Declining stroke rates after MI: A testament to improved coronary care

Seby John, MD

Kajermo U, Ulvenstam A, Modica A, Jernberg T, and Mooe T. Incidence, Trends, and Predictors of Ischemic Stroke 30 Days After an Acute Myocardial Infarction. Stroke. 2014


We have long known that ischemic stroke is a devastating complication following myocardial infarction (MI).  Stroke incidence has been previously reported by numerous clinical trials, but is limited by the narrow group of patients selected for the trial, which precludes extrapolation to the population seen in day-to-day practice. Besides, treatment of acute MI has undergone paradigm shifts with the introduction of in-hospital interventions and drugs for secondary prevention. The influence of these modern treatments on the risk of stroke was unknown.

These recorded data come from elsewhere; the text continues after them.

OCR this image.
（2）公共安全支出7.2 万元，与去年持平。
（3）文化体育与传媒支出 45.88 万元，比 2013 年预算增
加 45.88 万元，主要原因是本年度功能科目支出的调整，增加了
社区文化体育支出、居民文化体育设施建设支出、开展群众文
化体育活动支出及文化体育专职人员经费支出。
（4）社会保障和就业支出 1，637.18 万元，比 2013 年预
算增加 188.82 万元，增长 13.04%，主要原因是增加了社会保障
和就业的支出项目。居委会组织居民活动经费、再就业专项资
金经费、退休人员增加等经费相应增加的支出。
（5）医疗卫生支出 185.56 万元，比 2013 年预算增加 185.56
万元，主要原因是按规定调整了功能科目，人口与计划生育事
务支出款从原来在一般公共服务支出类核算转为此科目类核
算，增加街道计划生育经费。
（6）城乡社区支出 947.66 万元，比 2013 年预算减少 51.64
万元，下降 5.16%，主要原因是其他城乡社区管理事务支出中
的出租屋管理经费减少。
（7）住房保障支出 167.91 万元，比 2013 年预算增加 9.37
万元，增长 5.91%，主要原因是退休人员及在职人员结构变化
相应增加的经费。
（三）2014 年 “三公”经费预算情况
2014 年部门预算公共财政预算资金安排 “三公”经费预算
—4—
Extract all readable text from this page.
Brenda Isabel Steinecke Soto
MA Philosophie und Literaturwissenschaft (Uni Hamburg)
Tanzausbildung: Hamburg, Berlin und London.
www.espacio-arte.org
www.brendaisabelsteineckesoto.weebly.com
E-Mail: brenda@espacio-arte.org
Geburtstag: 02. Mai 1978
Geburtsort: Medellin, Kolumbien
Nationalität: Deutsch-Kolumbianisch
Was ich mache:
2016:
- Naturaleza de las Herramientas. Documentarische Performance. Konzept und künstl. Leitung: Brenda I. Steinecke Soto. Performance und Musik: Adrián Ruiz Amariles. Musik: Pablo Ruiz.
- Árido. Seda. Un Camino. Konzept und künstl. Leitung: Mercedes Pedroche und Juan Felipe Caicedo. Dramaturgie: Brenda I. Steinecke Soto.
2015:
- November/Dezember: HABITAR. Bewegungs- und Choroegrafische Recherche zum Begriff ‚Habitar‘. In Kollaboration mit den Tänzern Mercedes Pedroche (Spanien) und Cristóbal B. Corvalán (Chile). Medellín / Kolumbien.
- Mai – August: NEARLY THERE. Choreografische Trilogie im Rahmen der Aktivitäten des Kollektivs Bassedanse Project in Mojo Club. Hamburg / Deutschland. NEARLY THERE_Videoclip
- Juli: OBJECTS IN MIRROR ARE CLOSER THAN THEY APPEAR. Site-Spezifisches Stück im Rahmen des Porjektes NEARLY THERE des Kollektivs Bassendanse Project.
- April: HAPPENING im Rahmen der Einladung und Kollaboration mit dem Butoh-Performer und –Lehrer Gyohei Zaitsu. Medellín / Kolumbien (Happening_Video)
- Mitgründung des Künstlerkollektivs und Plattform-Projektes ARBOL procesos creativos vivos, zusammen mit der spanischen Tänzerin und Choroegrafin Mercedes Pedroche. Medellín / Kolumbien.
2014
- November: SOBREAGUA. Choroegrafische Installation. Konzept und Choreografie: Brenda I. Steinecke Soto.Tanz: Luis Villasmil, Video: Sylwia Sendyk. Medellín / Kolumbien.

Kajermo and colleagues examined trends of stroke incidence after an MI, and its predictors. Using a national registry, patients admitted with a first MI to cardiac ICUs in Sweden from 1998-2008 were included. They then identified patients who subsequently developed an ischemic stroke. 2.1% of acute MI patients developed an ischemic stroke within 30 days.  Over time, the incidence decreased significantly with rates during 2007-2008 being 2%, compared to 2.2% during 1998-2000. This decrease was attributed to the increased utilization of PCI, statins, ASA and P2Y12-inhibitors. The study confirmed other variables that have previously been shown to increase stroke risk such as prior stroke, age, female sex, diabetes and atrial fibrillation.

This is the largest study (n=173,233) that has examined this question in an unselected population. Although you would suspect that the stroke etiology was likely cardioembolic from an LV thrombus, there was no association between in-hospital anticoagulation and stroke occurrence. In fact, the association of MI secondary prevention treatments with stroke reduction would suggest that stroke etiology is related to pathophysiological players common to both MI and stroke, such as atherosclerosis and platelet activation. Similarly, one would have thought that an invasive interventional procedure (PCI) would be associated with higher stroke risk. However, PCI decreased this risk and is possibly related to early revascularization reducing myocardial infarct volume and the subsequent development of heart failure/atrial fibrillation, thereby reducing stroke.  

Congratulations are due to the cardiology community for rigorous, effective implementation of early revascularization and secondary prevention.